The United States has identified the area north of Syria's former commercial hub Aleppo as a priority in the fight against the Islamic State group (IS).
The British-based Syrian Observatory for Human Rights said May 27's advance was the biggest by IS in Aleppo province for two years. It brought the jihadists to within 5 km (3 miles) of Azaz, a town near the border with Turkey through which insurgents have been supplied.
Islamic State said in a statement it had captured several villages near Azaz.
International medical charity Medecins Sans Frontieres said it evacuated patients and staff from a hospital in the area as the fighting got closer, and that tens of thousands of people were trapped between the frontlines and the Turkish border.
A Syrian NGO operating in the area said the latest assault by IS had displaced 20,000 more people toward Turkey.
The International Rescue Committee, a humanitarian organization present in Azaz, said the IS advance had caused more than half the residents of a camp for 8,500 internally displaced persons to move elsewhere.

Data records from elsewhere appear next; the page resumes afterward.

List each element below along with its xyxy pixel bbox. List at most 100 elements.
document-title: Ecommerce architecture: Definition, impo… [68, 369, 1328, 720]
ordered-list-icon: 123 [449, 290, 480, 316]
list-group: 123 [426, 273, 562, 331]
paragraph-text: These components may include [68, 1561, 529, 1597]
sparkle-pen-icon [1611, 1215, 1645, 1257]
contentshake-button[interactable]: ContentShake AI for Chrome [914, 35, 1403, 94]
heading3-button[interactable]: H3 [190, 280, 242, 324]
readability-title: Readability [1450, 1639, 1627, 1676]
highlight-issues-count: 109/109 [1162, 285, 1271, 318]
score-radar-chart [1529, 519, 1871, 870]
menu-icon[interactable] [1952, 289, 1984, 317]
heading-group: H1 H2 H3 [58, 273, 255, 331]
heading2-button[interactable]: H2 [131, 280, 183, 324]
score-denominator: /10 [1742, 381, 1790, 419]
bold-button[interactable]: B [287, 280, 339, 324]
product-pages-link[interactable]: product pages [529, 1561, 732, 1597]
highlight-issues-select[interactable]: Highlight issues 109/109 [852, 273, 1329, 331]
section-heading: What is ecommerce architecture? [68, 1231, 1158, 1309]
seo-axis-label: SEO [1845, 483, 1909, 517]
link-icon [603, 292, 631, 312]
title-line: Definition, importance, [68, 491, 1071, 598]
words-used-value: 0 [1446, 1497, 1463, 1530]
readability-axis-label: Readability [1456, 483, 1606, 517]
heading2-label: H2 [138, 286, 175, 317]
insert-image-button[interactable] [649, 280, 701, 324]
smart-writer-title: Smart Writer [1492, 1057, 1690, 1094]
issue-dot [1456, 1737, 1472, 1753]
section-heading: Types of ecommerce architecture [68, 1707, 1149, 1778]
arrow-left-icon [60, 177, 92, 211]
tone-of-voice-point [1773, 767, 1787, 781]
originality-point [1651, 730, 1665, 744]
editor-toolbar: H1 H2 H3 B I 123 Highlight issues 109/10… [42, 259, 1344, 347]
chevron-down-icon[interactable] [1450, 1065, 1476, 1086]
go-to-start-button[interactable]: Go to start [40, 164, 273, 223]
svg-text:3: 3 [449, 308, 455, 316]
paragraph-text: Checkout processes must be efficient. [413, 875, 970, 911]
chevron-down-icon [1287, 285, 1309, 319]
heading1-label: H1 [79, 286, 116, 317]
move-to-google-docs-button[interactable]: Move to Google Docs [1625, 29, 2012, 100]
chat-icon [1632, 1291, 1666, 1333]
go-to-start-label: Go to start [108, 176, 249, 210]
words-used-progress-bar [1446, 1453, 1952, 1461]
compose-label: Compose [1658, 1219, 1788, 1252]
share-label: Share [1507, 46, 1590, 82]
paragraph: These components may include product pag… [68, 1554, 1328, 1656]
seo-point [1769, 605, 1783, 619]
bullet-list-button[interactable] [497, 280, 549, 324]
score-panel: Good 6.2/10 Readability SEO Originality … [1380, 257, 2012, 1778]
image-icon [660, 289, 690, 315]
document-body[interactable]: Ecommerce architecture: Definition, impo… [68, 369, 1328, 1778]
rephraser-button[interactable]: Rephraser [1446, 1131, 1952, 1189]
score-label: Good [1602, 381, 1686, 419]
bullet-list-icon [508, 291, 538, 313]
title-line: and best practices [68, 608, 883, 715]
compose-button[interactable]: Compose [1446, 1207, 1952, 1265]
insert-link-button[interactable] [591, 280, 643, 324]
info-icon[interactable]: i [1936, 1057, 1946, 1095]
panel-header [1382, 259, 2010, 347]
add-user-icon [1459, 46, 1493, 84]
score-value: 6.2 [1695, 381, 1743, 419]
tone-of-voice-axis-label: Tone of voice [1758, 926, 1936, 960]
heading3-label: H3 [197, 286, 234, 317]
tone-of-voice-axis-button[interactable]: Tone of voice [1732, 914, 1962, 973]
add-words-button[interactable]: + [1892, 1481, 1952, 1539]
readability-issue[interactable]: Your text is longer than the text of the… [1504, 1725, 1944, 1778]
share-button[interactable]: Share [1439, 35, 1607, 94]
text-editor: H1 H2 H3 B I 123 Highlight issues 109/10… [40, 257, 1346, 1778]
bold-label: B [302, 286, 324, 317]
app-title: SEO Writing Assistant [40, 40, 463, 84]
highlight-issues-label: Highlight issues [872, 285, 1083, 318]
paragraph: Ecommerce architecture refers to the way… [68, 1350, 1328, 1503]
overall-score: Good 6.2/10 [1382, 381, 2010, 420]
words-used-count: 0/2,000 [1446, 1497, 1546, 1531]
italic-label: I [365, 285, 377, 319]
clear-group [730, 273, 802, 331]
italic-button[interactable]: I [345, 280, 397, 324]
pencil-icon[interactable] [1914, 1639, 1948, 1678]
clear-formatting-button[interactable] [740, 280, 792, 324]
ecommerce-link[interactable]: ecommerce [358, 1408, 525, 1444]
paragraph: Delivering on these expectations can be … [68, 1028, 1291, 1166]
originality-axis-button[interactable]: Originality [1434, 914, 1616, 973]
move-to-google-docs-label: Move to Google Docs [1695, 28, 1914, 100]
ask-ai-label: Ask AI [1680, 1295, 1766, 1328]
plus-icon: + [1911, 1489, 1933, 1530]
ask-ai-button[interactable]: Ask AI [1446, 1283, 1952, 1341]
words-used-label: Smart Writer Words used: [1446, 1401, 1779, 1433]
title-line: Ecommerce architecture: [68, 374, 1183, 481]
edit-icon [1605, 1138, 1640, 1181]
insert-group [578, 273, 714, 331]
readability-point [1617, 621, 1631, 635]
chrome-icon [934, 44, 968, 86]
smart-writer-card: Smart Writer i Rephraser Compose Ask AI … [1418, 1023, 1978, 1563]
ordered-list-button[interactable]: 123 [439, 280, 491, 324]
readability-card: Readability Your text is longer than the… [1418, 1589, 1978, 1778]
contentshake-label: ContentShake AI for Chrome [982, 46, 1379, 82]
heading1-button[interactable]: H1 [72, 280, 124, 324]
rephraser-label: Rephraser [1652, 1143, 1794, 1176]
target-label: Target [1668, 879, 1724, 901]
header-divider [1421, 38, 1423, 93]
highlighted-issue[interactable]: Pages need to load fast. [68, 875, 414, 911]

It said people were "terrified for their lives".
Around 160,000 people are trapped in Azaz, unable to flee while Turkey's border remains closed and exit roads have been blocked, the IRC said.
The Observatory said the fighting had killed 30 rebel fighters and 11 members of Islamic State.
In April, Islamic State militants seized another strategic town near the Turkish border from rebel factions fighting under the banner of the Free Syrian Army.
Their advances on May 27 encroach on a corridor of rebel-held territory that leads from the Turkish border down toward Aleppo city, which is divided between insurgent and government control.